Je rejoins à nouveau la route, et pédale jusqu'à la pointe nord, qui donne sur la baie de Gadji et la Baie des Crabes. Il y a seulement un tout petit hameau très tranquille, un ranch et quelques pêcheurs à cet endroit. On ne peut pas se baigner car il n'y a pas de profondeur. Le sol est une sorte de boue argileuse, découverte à marrée basse, où nichent une quantité incroyable de crabes. A marée haute, la plage reprend sa couleur turquoise et ses airs de site paradisiaque, parsemée de massifs rocailleux, anciens récifs coralliens.







Il fait très chaud ici et l'ombre se fait rare. Je partage mon pique nique avec 2 mouettes et longent la plage avec mon appareil photo. Alors que je suis arrêtée, occupée à mitrailler les racines des arbres, je sens que ça grouille autour de moi. Je baisse les yeux et réalise qu'une multitude de crabe à grosse pince sont sortis de leur trou ! Mon immobilité leur a fait penser que c'était sans danger. Toujours sans bouger, je les observe à leurs occupations quotidiennes ; Combats de pince pour une femelle, construction d'un trou, surveillance des petits par leurs parents … Ils sont rigolos. Je fais à peine un pas, que tout ce beau monde disparaît instantanément sous le sol.  




Je reprends le vélo. Heureusement qu'une légère brise me rafraîchit, car il n'y a pas d'ombre sur la route. Je transpire à grosses gouttes et je prends conscience de chaque muscle de mes cuisses. Il n' y a rien de très difficile, mais je n'ai pas fait d'exercice depuis longtemps. 

Je m'arrête à la Grotte de la Reine Hortense, quasiment au milieu de l'île. A l'entrée du chemin, une kanak m’accueille et semble surprise de me voir arriver à vélo. Elle est bavarde et rigole tout le temps.
Il faut marcher environ 200 mètres pour atteindre la grotte, en traversant une superbe forêt luxuriante, composée de bananiers, papayers, d'énormes fougères arborescentes et d' autres arbres tropicaux. L'entrée de la grotte est majestueuse. Il y a une petite ouverture dans le plafond, par lequel les racines d'un banian descendent jusque dans la grotte.

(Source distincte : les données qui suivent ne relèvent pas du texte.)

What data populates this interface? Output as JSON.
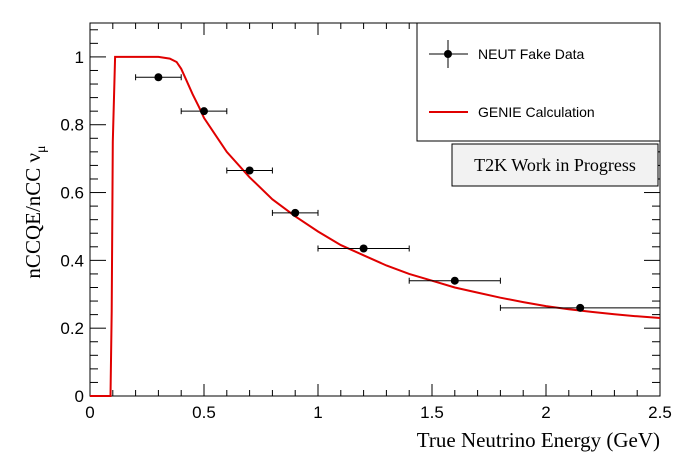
{
  "chart_data": {
    "type": "line",
    "xlabel": "True Neutrino Energy (GeV)",
    "ylabel": "nCCQE/nCC ν",
    "ylabel_sub": "μ",
    "xlim": [
      0,
      2.5
    ],
    "ylim": [
      0,
      1.1
    ],
    "x_ticks": [
      0,
      0.5,
      1,
      1.5,
      2,
      2.5
    ],
    "x_tick_labels": [
      "0",
      "0.5",
      "1",
      "1.5",
      "2",
      "2.5"
    ],
    "y_ticks": [
      0,
      0.2,
      0.4,
      0.6,
      0.8,
      1
    ],
    "y_tick_labels": [
      "0",
      "0.2",
      "0.4",
      "0.6",
      "0.8",
      "1"
    ],
    "grid": false,
    "legend_position": "top-right",
    "annotation": "T2K Work in Progress",
    "series": [
      {
        "name": "NEUT Fake Data",
        "kind": "points-with-errors",
        "color": "#000000",
        "points": [
          {
            "x": 0.3,
            "y": 0.94,
            "xerr": 0.1
          },
          {
            "x": 0.5,
            "y": 0.84,
            "xerr": 0.1
          },
          {
            "x": 0.7,
            "y": 0.665,
            "xerr": 0.1
          },
          {
            "x": 0.9,
            "y": 0.54,
            "xerr": 0.1
          },
          {
            "x": 1.2,
            "y": 0.435,
            "xerr": 0.2
          },
          {
            "x": 1.6,
            "y": 0.34,
            "xerr": 0.2
          },
          {
            "x": 2.15,
            "y": 0.26,
            "xerr": 0.35
          }
        ]
      },
      {
        "name": "GENIE Calculation",
        "kind": "line",
        "color": "#e00000",
        "x": [
          0.0,
          0.09,
          0.095,
          0.1,
          0.11,
          0.2,
          0.3,
          0.35,
          0.38,
          0.4,
          0.42,
          0.45,
          0.48,
          0.5,
          0.55,
          0.6,
          0.7,
          0.8,
          0.9,
          1.0,
          1.1,
          1.2,
          1.3,
          1.4,
          1.5,
          1.6,
          1.7,
          1.8,
          1.9,
          2.0,
          2.1,
          2.2,
          2.3,
          2.4,
          2.5
        ],
        "y": [
          0.0,
          0.0,
          0.25,
          0.75,
          1.0,
          1.0,
          1.0,
          0.995,
          0.985,
          0.965,
          0.935,
          0.89,
          0.85,
          0.82,
          0.77,
          0.72,
          0.645,
          0.58,
          0.53,
          0.485,
          0.445,
          0.415,
          0.385,
          0.36,
          0.34,
          0.32,
          0.305,
          0.29,
          0.277,
          0.265,
          0.256,
          0.248,
          0.241,
          0.235,
          0.23
        ]
      }
    ]
  }
}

Je me pose plutôt à l'extérieur, avec la forêt dans mon dos et la grande entrée de la grotte en face de moi. Un groupe arrive, ce sont les croisiéristes. Subitement l'endroit perd toute sa magie et au lieu d'admirer le paysage qui m'entoure, j'observe ces gens qui me paraissent venir d'un autre monde. Le spectacle est plutôt rigolo. Tous s'excusent de venir troubler mon moment de solitude. C'est gentil de leur part. Le chauffeur du bus est un kanak. Il vient à côté de moi et entame une conversation. Il me dit qu'il est fatigué car il ne parle pas anglais et que c'est difficile pour lui de converser avec les croisiéristes. Il me demande si c'est bien moi qui suis venue à vélo et me félicite pour cette prouesse. Je ne vois pas où est l'exploit, mais ça me fait rigoler. Je comprends que les kanaks de l'île ne sont pas des grands sportifs.
Le groupe n'a que 10 minutes pour profiter de la grotte. Tous me saluent de loin et s'en vont. La grotte retrouve sa magie.

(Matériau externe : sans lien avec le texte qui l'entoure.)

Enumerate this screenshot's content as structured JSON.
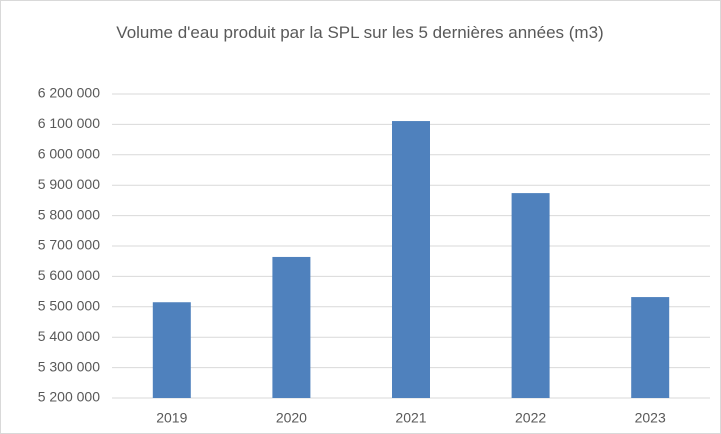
{
  "chart_data": {
    "type": "bar",
    "title": "Volume d'eau produit par la SPL sur les 5 dernières années (m3)",
    "categories": [
      "2019",
      "2020",
      "2021",
      "2022",
      "2023"
    ],
    "values": [
      5515000,
      5664000,
      6111000,
      5874000,
      5532000
    ],
    "color": "#4f81bd",
    "ylim": [
      5200000,
      6200000
    ],
    "yticks": [
      {
        "value": 5200000,
        "label": "5 200 000"
      },
      {
        "value": 5300000,
        "label": "5 300 000"
      },
      {
        "value": 5400000,
        "label": "5 400 000"
      },
      {
        "value": 5500000,
        "label": "5 500 000"
      },
      {
        "value": 5600000,
        "label": "5 600 000"
      },
      {
        "value": 5700000,
        "label": "5 700 000"
      },
      {
        "value": 5800000,
        "label": "5 800 000"
      },
      {
        "value": 5900000,
        "label": "5 900 000"
      },
      {
        "value": 6000000,
        "label": "6 000 000"
      },
      {
        "value": 6100000,
        "label": "6 100 000"
      },
      {
        "value": 6200000,
        "label": "6 200 000"
      }
    ],
    "grid": true
  }
}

Je retourne à mon vélo et la forêt me paraît encore plus belle sur le chemin du retour. Je passe beaucoup de temps à prendre des photos.  Un peu plus haut sur la colline, j'ai une belle vue plongeante sur l'immensité de cette belle végétation. 










Je rediscute vite fait avec la dame de l'entrée et repars. Je redescends vers le Sud Est, jusqu'à Vao. C'est la principale agglomération de l'île. On y trouve de beaux monuments coloniaux et des maisons typiques.
  













Vao est aussi connue pour ses sculpteurs de totems traditionnels. A la baie de saint Maurice, les totems se marient aux monuments chrétiens, sur fond de mer bleue turquoise. Le site commémore l'arrivée des premiers missionnaires. L'endroit est très photogénique.





Il y a beaucoup de kanaks à cet endroit et des jeunes adolescentes viennent me poser des questions sur ce que je fais dans la vie. Jusqu'à maintenant, j'ai été beaucoup accosté par des adultes, mais c'est la première fois que je discute avec des jeunes. Elles parlent comme des jeunes de banlieues, en mode racaille, mais elles restent très sympathiques, souriantes et agréables. Les mamas kanaks sont assises à l'ombre des totems, alors que les enfants s'amusent dans l'eau. Je suis la seule blanche à cet endroit et ai peur de déranger, mais en fait pas du tout. Les gens me sourient et me saluent.






J'ai bien mal aux cuisses, j'ai eu bien chaud et maintenant, je ne pense qu'à la bonne douche froide qui m'attend. Je rentre à Kuto, rend le vélo, et retourne à mon camping. Sur le chemin du retour, je prends le temps d'aprécier les arbres et les fleurs qui bordent la route. Il me reste un peu de batterie dans mon appareil photo, alors ...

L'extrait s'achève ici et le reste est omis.